Oberster Gerichtshof in Russland verbietet Memorial

Moskau/Berlin - Der Oberste Gerichtshof in Russland hat die Menschenrechtsorganisation Memorial aufgelöst. Das Gericht folgte mit der Entscheidung einem entsprechenden Antrag der Generalstaatsanwaltschaft, wie die russische Agentur Interfax am Dienstag berichtete. Demnach will die 1988 gegründete Organisation den Beschluss anfechten. Das deutsche Auswärtige Amt wertete die Entscheidung als Verstoß gegen internationale Verpflichtungen zum Schutz grundlegender Bürgerrechte. Amnesty International und andere zivilgesellschaftliche Organisationen sprachen von einem „schweren Schlag für die russische Gesellschaft“.

Memorial war 1988 in Moskau gegründet worden. Die Menschenrechtsorganisation erhielt unter anderem 2004 den Alternativen Nobelpreis und 2009 den Sacharow-Preis des Europäischen Parlaments. Die Organisation setzt sich für die Aufarbeitung der Verbrechen in der Sowjetunion und die Wahrung der Menschenrechte in Russland ein.

Memorial will Berufung einlegen

Seit 2016 war Memorial in Russland als „Ausländischer Agent“ registriert, weil die Organisation teilweise aus dem Ausland finanziert wird. Ihr wurde vorgeworfen, gegen ein entsprechendes Gesetz verstoßen zu haben. Laut Interfax sollen auch die regionalen Zweigstellen der Organisation verboten werden. Der Memorial-Vorsitzende Jan Rachinsky sagte laut dem Bericht, seine Organisation wolle zunächst bei nationalen Gerichten Berufung einlegen. Wenn nötig, werde man vor den Europäischen Gerichtshof für Menschenrechte ziehen.
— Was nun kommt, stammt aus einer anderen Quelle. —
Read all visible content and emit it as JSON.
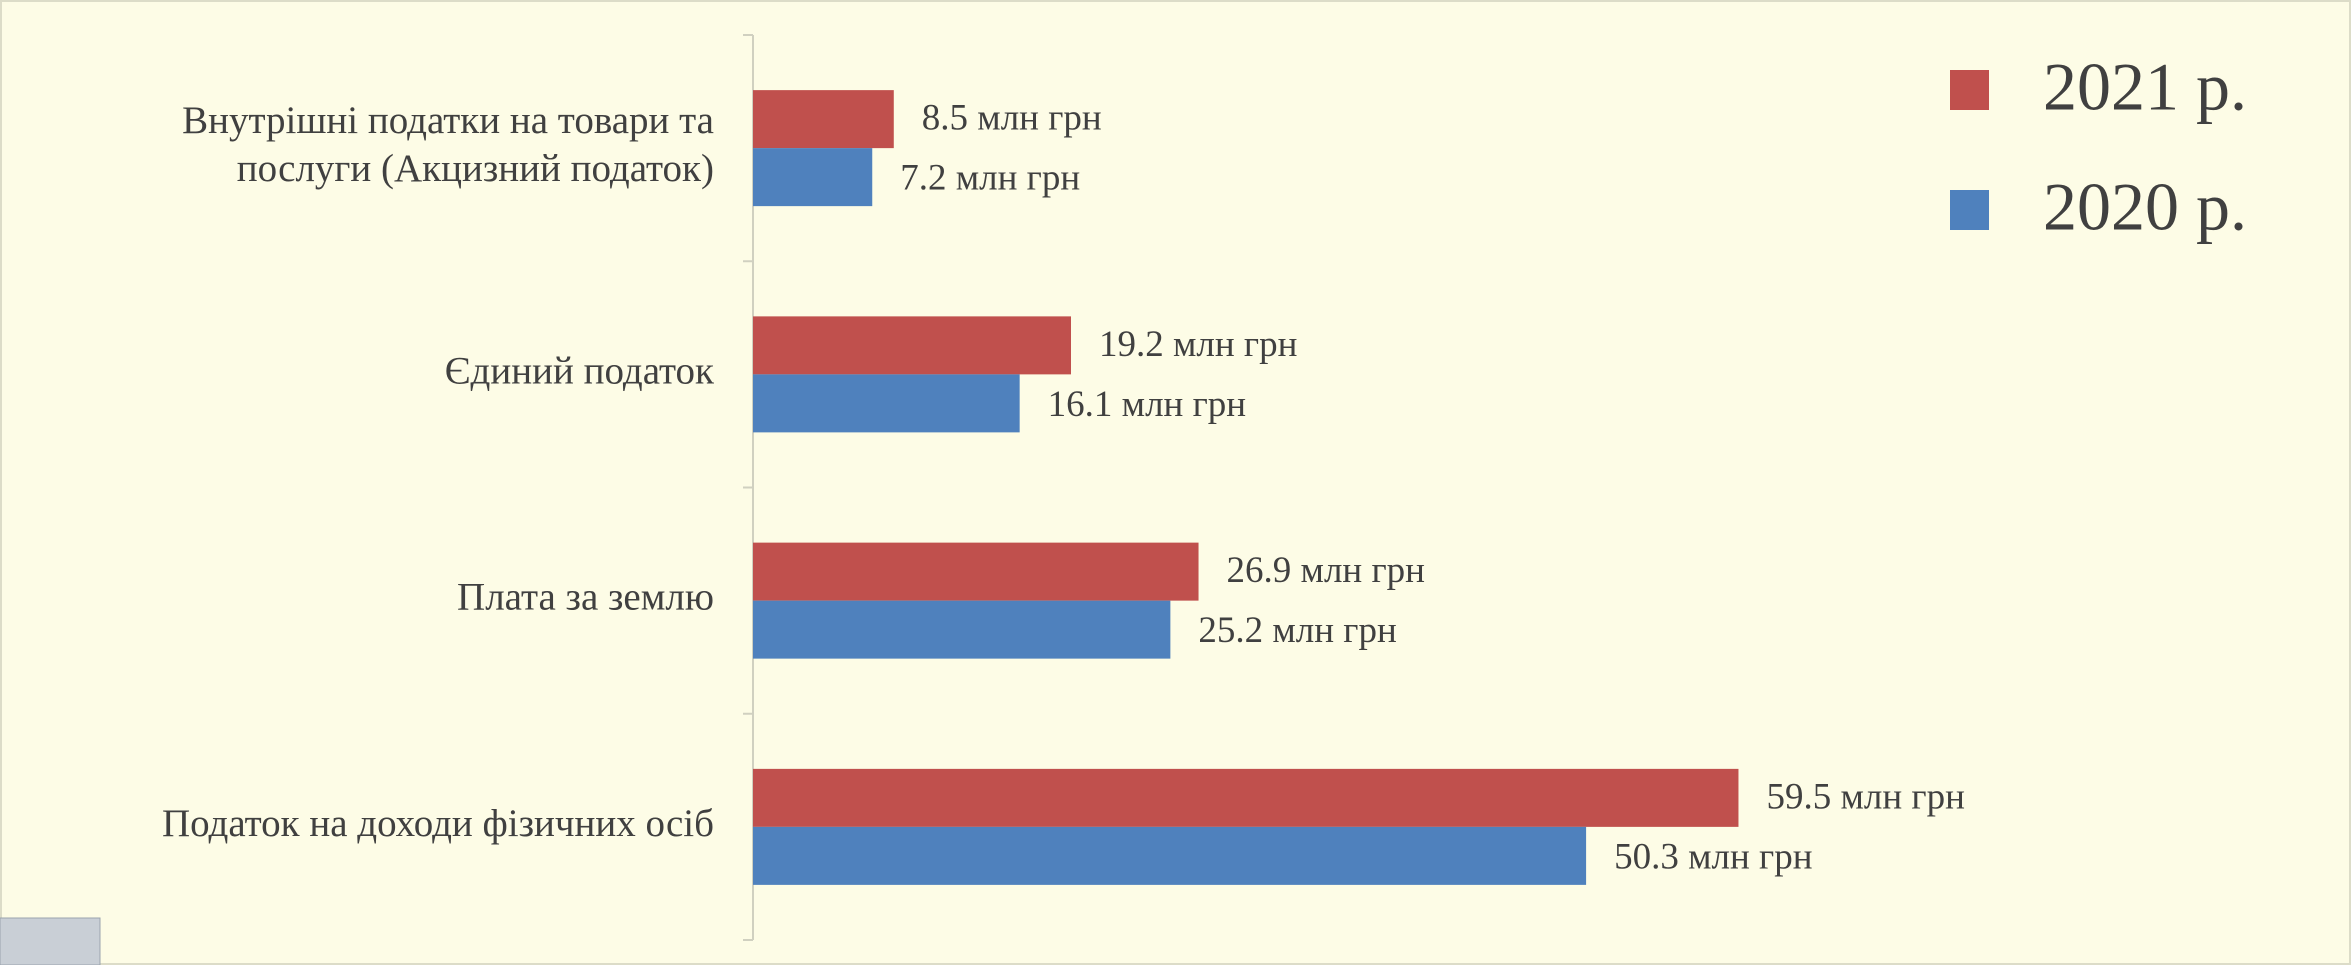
{
  "chart_data": {
    "type": "barh",
    "categories": [
      "Внутрішні податки на товари та\nпослуги  (Акцизний податок)",
      "Єдиний податок",
      "Плата за землю",
      "Податок на  доходи  фізичних осіб"
    ],
    "series": [
      {
        "name": "2021 р.",
        "color": "#c0504d",
        "values": [
          8.5,
          19.2,
          26.9,
          59.5
        ],
        "value_labels": [
          "8.5 млн грн",
          "19.2 млн грн",
          "26.9 млн грн",
          "59.5 млн грн"
        ]
      },
      {
        "name": "2020 р.",
        "color": "#4f81bd",
        "values": [
          7.2,
          16.1,
          25.2,
          50.3
        ],
        "value_labels": [
          "7.2 млн грн",
          "16.1 млн грн",
          "25.2 млн грн",
          "50.3 млн грн"
        ]
      }
    ],
    "xlim": [
      0,
      80
    ],
    "legend": "top-right"
  }
}
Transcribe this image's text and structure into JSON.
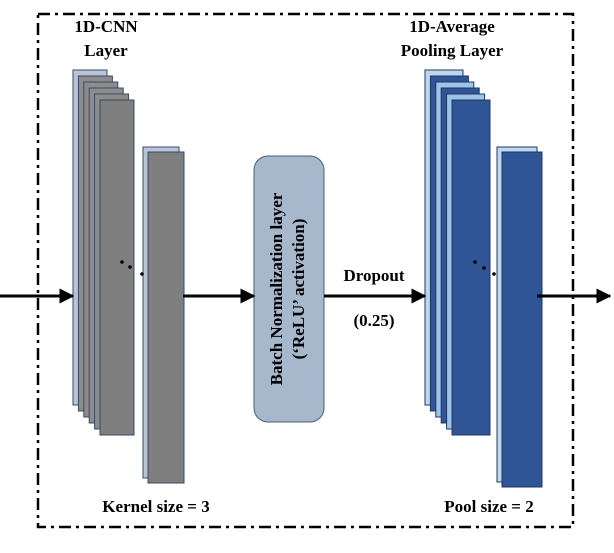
{
  "cnn_label": [
    "1D-CNN",
    "Layer"
  ],
  "pool_label": [
    "1D-Average",
    "Pooling Layer"
  ],
  "batch_norm": [
    "Batch Normalization  layer",
    "(‘ReLU’ activation)"
  ],
  "dropout": [
    "Dropout",
    "(0.25)"
  ],
  "kernel_size": "Kernel  size = 3",
  "pool_size": "Pool size = 2"
}
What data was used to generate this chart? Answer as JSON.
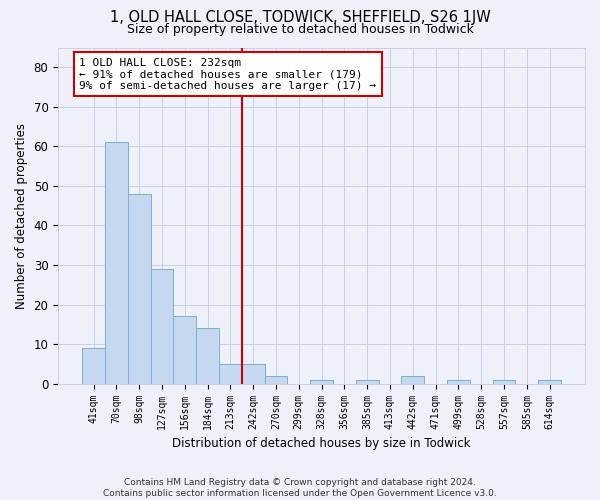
{
  "title": "1, OLD HALL CLOSE, TODWICK, SHEFFIELD, S26 1JW",
  "subtitle": "Size of property relative to detached houses in Todwick",
  "xlabel": "Distribution of detached houses by size in Todwick",
  "ylabel": "Number of detached properties",
  "categories": [
    "41sqm",
    "70sqm",
    "98sqm",
    "127sqm",
    "156sqm",
    "184sqm",
    "213sqm",
    "242sqm",
    "270sqm",
    "299sqm",
    "328sqm",
    "356sqm",
    "385sqm",
    "413sqm",
    "442sqm",
    "471sqm",
    "499sqm",
    "528sqm",
    "557sqm",
    "585sqm",
    "614sqm"
  ],
  "values": [
    9,
    61,
    48,
    29,
    17,
    14,
    5,
    5,
    2,
    0,
    1,
    0,
    1,
    0,
    2,
    0,
    1,
    0,
    1,
    0,
    1
  ],
  "bar_color": "#c5d8f0",
  "bar_edge_color": "#7bafd4",
  "property_line_x": 6.5,
  "annotation_line1": "1 OLD HALL CLOSE: 232sqm",
  "annotation_line2": "← 91% of detached houses are smaller (179)",
  "annotation_line3": "9% of semi-detached houses are larger (17) →",
  "annotation_box_color": "#ffffff",
  "annotation_box_edge_color": "#cc0000",
  "property_line_color": "#cc0000",
  "ylim": [
    0,
    85
  ],
  "yticks": [
    0,
    10,
    20,
    30,
    40,
    50,
    60,
    70,
    80
  ],
  "footer": "Contains HM Land Registry data © Crown copyright and database right 2024.\nContains public sector information licensed under the Open Government Licence v3.0.",
  "background_color": "#eef1fa",
  "grid_color": "#c8cfe8"
}
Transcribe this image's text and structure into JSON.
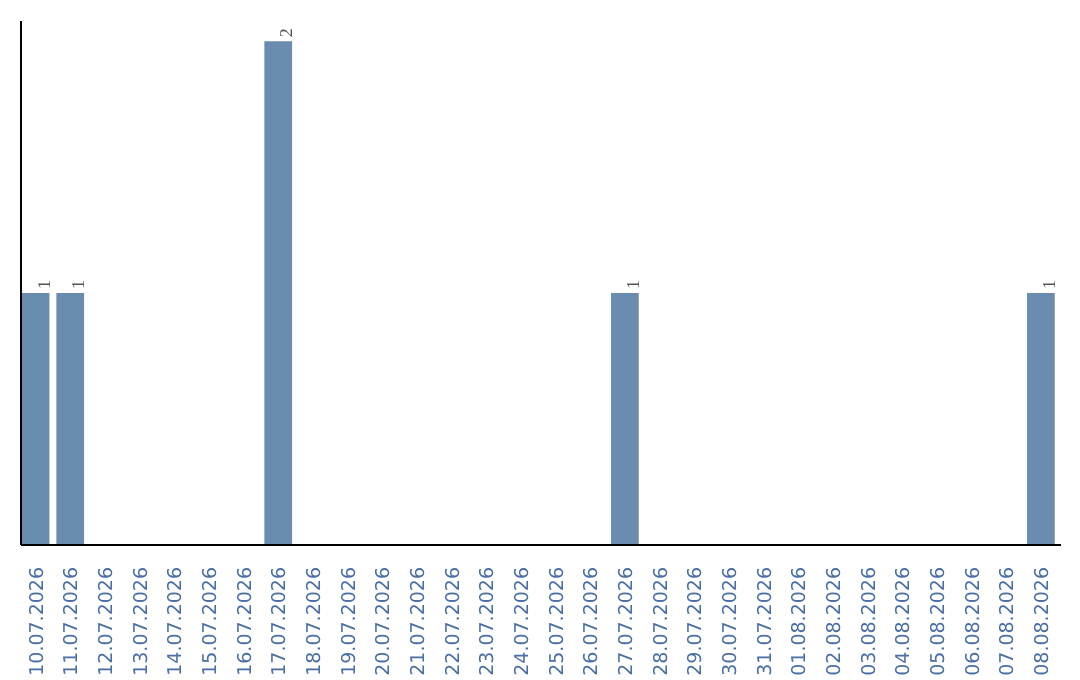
{
  "chart_data": {
    "type": "bar",
    "categories": [
      "10.07.2026",
      "11.07.2026",
      "12.07.2026",
      "13.07.2026",
      "14.07.2026",
      "15.07.2026",
      "16.07.2026",
      "17.07.2026",
      "18.07.2026",
      "19.07.2026",
      "20.07.2026",
      "21.07.2026",
      "22.07.2026",
      "23.07.2026",
      "24.07.2026",
      "25.07.2026",
      "26.07.2026",
      "27.07.2026",
      "28.07.2026",
      "29.07.2026",
      "30.07.2026",
      "31.07.2026",
      "01.08.2026",
      "02.08.2026",
      "03.08.2026",
      "04.08.2026",
      "05.08.2026",
      "06.08.2026",
      "07.08.2026",
      "08.08.2026"
    ],
    "values": [
      1,
      1,
      0,
      0,
      0,
      0,
      0,
      2,
      0,
      0,
      0,
      0,
      0,
      0,
      0,
      0,
      0,
      1,
      0,
      0,
      0,
      0,
      0,
      0,
      0,
      0,
      0,
      0,
      0,
      1
    ],
    "value_labels": [
      "1",
      "1",
      null,
      null,
      null,
      null,
      null,
      "2",
      null,
      null,
      null,
      null,
      null,
      null,
      null,
      null,
      null,
      "1",
      null,
      null,
      null,
      null,
      null,
      null,
      null,
      null,
      null,
      null,
      null,
      "1"
    ],
    "color": "#6a8cae",
    "grid": false
  }
}
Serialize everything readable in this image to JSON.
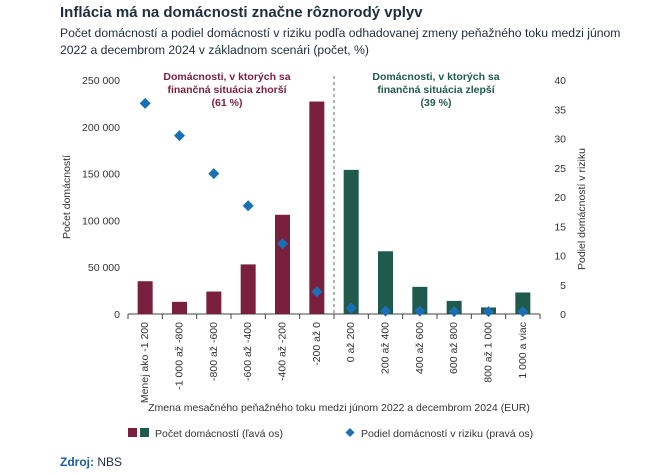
{
  "title": "Inflácia má na domácnosti značne rôznorodý vplyv",
  "subtitle": "Počet domácností a podiel domácností v riziku podľa odhadovanej zmeny peňažného toku medzi júnom 2022 a decembrom 2024 v základnom scenári (počet, %)",
  "source": {
    "label": "Zdroj:",
    "value": "NBS"
  },
  "colors": {
    "worse": "#7b1f3f",
    "better": "#1f5a4c",
    "risk": "#1a6fb5",
    "annotation_worse": "#7b1f3f",
    "annotation_better": "#1f5a4c"
  },
  "chart_data": {
    "type": "bar",
    "categories": [
      "Menej ako -1 200",
      "-1 000 až -800",
      "-800 až -600",
      "-600 až -400",
      "-400 až -200",
      "-200 až 0",
      "0 až 200",
      "200 až 400",
      "400 až 600",
      "600 až 800",
      "800 až 1 000",
      "1 000 a viac"
    ],
    "series": [
      {
        "name": "Počet domácností (ľavá os)",
        "axis": "left",
        "type": "bar",
        "values": [
          35000,
          13000,
          24000,
          53000,
          106000,
          227000,
          154000,
          67000,
          29000,
          14000,
          7000,
          23000
        ]
      },
      {
        "name": "Podiel domácností v riziku (pravá os)",
        "axis": "right",
        "type": "scatter",
        "marker": "diamond",
        "values": [
          36,
          30.5,
          24,
          18.5,
          12,
          3.8,
          1,
          0.5,
          0.5,
          0.4,
          0.4,
          0.4
        ]
      }
    ],
    "xlabel": "Zmena mesačného peňažného toku medzi júnom 2022 a decembrom 2024 (EUR)",
    "ylabel_left": "Počet domácností",
    "ylabel_right": "Podiel domácností v riziku",
    "ylim_left": [
      0,
      250000
    ],
    "ylim_right": [
      0,
      40
    ],
    "yticks_left": [
      "0",
      "50 000",
      "100 000",
      "150 000",
      "200 000",
      "250 000"
    ],
    "yticks_right": [
      "0",
      "5",
      "10",
      "15",
      "20",
      "25",
      "30",
      "35",
      "40"
    ],
    "annotations": {
      "worse": [
        "Domácnosti, v ktorých sa",
        "finančná situácia zhorší",
        "(61 %)"
      ],
      "better": [
        "Domácnosti, v ktorých sa",
        "finančná situácia zlepší",
        "(39 %)"
      ]
    },
    "divider_after_category": 5,
    "legend_position": "bottom",
    "grid": false
  }
}
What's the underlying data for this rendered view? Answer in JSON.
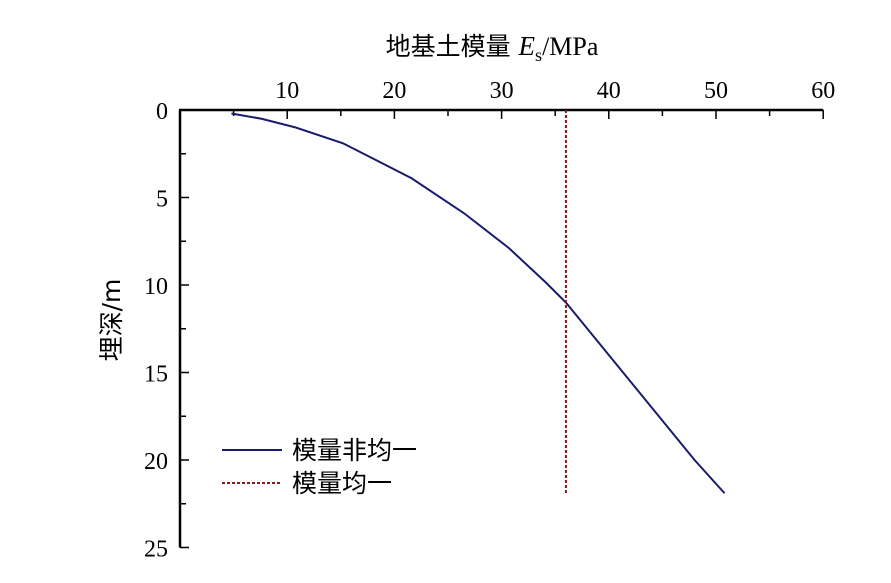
{
  "chart_data": {
    "type": "line",
    "title": "",
    "xlabel": "地基土模量 Es/MPa",
    "xlabel_parts": {
      "prefix": "地基土模量 ",
      "var": "E",
      "sub": "s",
      "unit": "/MPa"
    },
    "ylabel": "埋深/m",
    "xlim": [
      0,
      60
    ],
    "ylim": [
      0,
      25
    ],
    "y_inverted": true,
    "x_axis_position": "top",
    "x_ticks": [
      10,
      20,
      30,
      40,
      50,
      60
    ],
    "x_tick_labels": [
      "10",
      "20",
      "30",
      "40",
      "50",
      "60"
    ],
    "y_ticks": [
      0,
      5,
      10,
      15,
      20,
      25
    ],
    "y_tick_labels": [
      "0",
      "5",
      "10",
      "15",
      "20",
      "25"
    ],
    "grid": false,
    "legend_position": "bottom-left",
    "series": [
      {
        "name": "模量非均一",
        "style": "solid",
        "color": "#1a1a6e",
        "x": [
          4.8,
          7.6,
          10.8,
          15.2,
          21.6,
          26.5,
          30.7,
          34.2,
          36.0,
          40.0,
          44.0,
          48.0,
          50.8
        ],
        "y": [
          0.2,
          0.5,
          1.0,
          1.9,
          3.9,
          5.9,
          7.9,
          9.9,
          11.0,
          14.0,
          17.0,
          20.0,
          21.9
        ]
      },
      {
        "name": "模量均一",
        "style": "dotted",
        "color": "#8b1a1a",
        "x": [
          36.0,
          36.0
        ],
        "y": [
          0,
          22
        ]
      }
    ]
  }
}
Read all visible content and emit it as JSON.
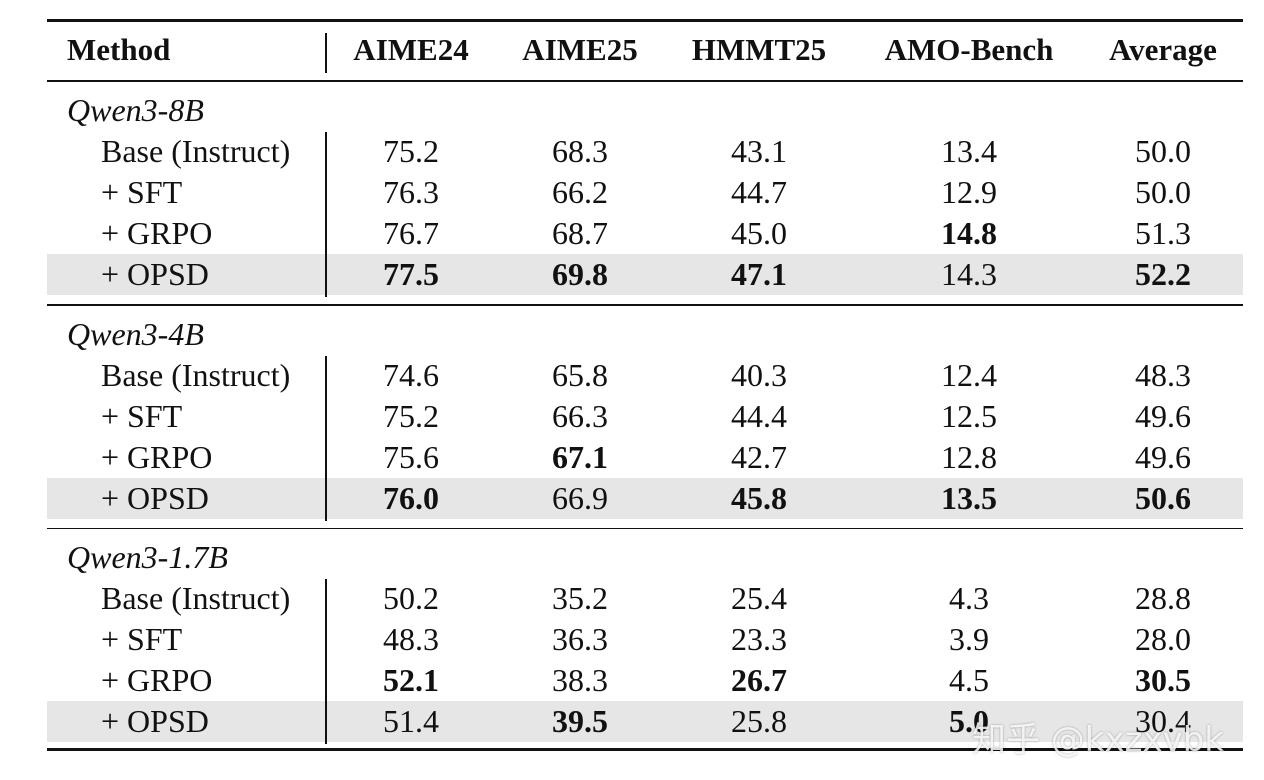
{
  "table": {
    "header": [
      "Method",
      "AIME24",
      "AIME25",
      "HMMT25",
      "AMO-Bench",
      "Average"
    ],
    "groups": [
      {
        "name": "Qwen3-8B",
        "rows": [
          {
            "method": "Base (Instruct)",
            "values": [
              "75.2",
              "68.3",
              "43.1",
              "13.4",
              "50.0"
            ],
            "bold": [],
            "highlight": false
          },
          {
            "method": "+ SFT",
            "values": [
              "76.3",
              "66.2",
              "44.7",
              "12.9",
              "50.0"
            ],
            "bold": [],
            "highlight": false
          },
          {
            "method": "+ GRPO",
            "values": [
              "76.7",
              "68.7",
              "45.0",
              "14.8",
              "51.3"
            ],
            "bold": [
              3
            ],
            "highlight": false
          },
          {
            "method": "+ OPSD",
            "values": [
              "77.5",
              "69.8",
              "47.1",
              "14.3",
              "52.2"
            ],
            "bold": [
              0,
              1,
              2,
              4
            ],
            "highlight": true
          }
        ]
      },
      {
        "name": "Qwen3-4B",
        "rows": [
          {
            "method": "Base (Instruct)",
            "values": [
              "74.6",
              "65.8",
              "40.3",
              "12.4",
              "48.3"
            ],
            "bold": [],
            "highlight": false
          },
          {
            "method": "+ SFT",
            "values": [
              "75.2",
              "66.3",
              "44.4",
              "12.5",
              "49.6"
            ],
            "bold": [],
            "highlight": false
          },
          {
            "method": "+ GRPO",
            "values": [
              "75.6",
              "67.1",
              "42.7",
              "12.8",
              "49.6"
            ],
            "bold": [
              1
            ],
            "highlight": false
          },
          {
            "method": "+ OPSD",
            "values": [
              "76.0",
              "66.9",
              "45.8",
              "13.5",
              "50.6"
            ],
            "bold": [
              0,
              2,
              3,
              4
            ],
            "highlight": true
          }
        ]
      },
      {
        "name": "Qwen3-1.7B",
        "rows": [
          {
            "method": "Base (Instruct)",
            "values": [
              "50.2",
              "35.2",
              "25.4",
              "4.3",
              "28.8"
            ],
            "bold": [],
            "highlight": false
          },
          {
            "method": "+ SFT",
            "values": [
              "48.3",
              "36.3",
              "23.3",
              "3.9",
              "28.0"
            ],
            "bold": [],
            "highlight": false
          },
          {
            "method": "+ GRPO",
            "values": [
              "52.1",
              "38.3",
              "26.7",
              "4.5",
              "30.5"
            ],
            "bold": [
              0,
              2,
              4
            ],
            "highlight": false
          },
          {
            "method": "+ OPSD",
            "values": [
              "51.4",
              "39.5",
              "25.8",
              "5.0",
              "30.4"
            ],
            "bold": [
              1,
              3
            ],
            "highlight": true
          }
        ]
      }
    ]
  },
  "watermark": "知乎 @kxzxvbk"
}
Eine Sprecherin des Auswärtigen Amtes erklärte am Dienstag in Berlin: „Berechtigter Kritik von Organisationen wie Memorial sollte zugehört werden.“ Mit der Entscheidung des Gerichts werde Opfern von Unterdrückung und Repression die Stimme entzogen.

"Skrupelloses Urteil"

Menschenrechtsorganisationen kritisierten die Gerichtsentscheidung scharf. „Memorial steht wie keine andere Organisation für ein offenes, menschenfreundliches, demokratisches Russland, das die Versöhnung innerhalb der eigenen Gesellschaft und mit seinen Nachbarn sucht“, hieß es in einer unter anderem von Amnesty International, der Heinrich-Böll-Stiftung und dem Deutschen Pen-Zentrum unterzeichneten Erklärung. Das Verbot sei politisch motiviert. Der russische Staat bekämpfe die Auseinandersetzung mit der eigenen Unrechtsgeschichte.

Auch die Right-Livelihood-Stiftung, die den Alternativen Nobelpreis vergibt, prangerte das Urteil als politisch motiviert an. Das Urteil sei skrupellos und zeige die „völlige Missachtung demokratischer Normen seitens der russischen Regierung“, sagte der Geschäftsführer der Stiftung, Ole von Uexkull, in Stockholm.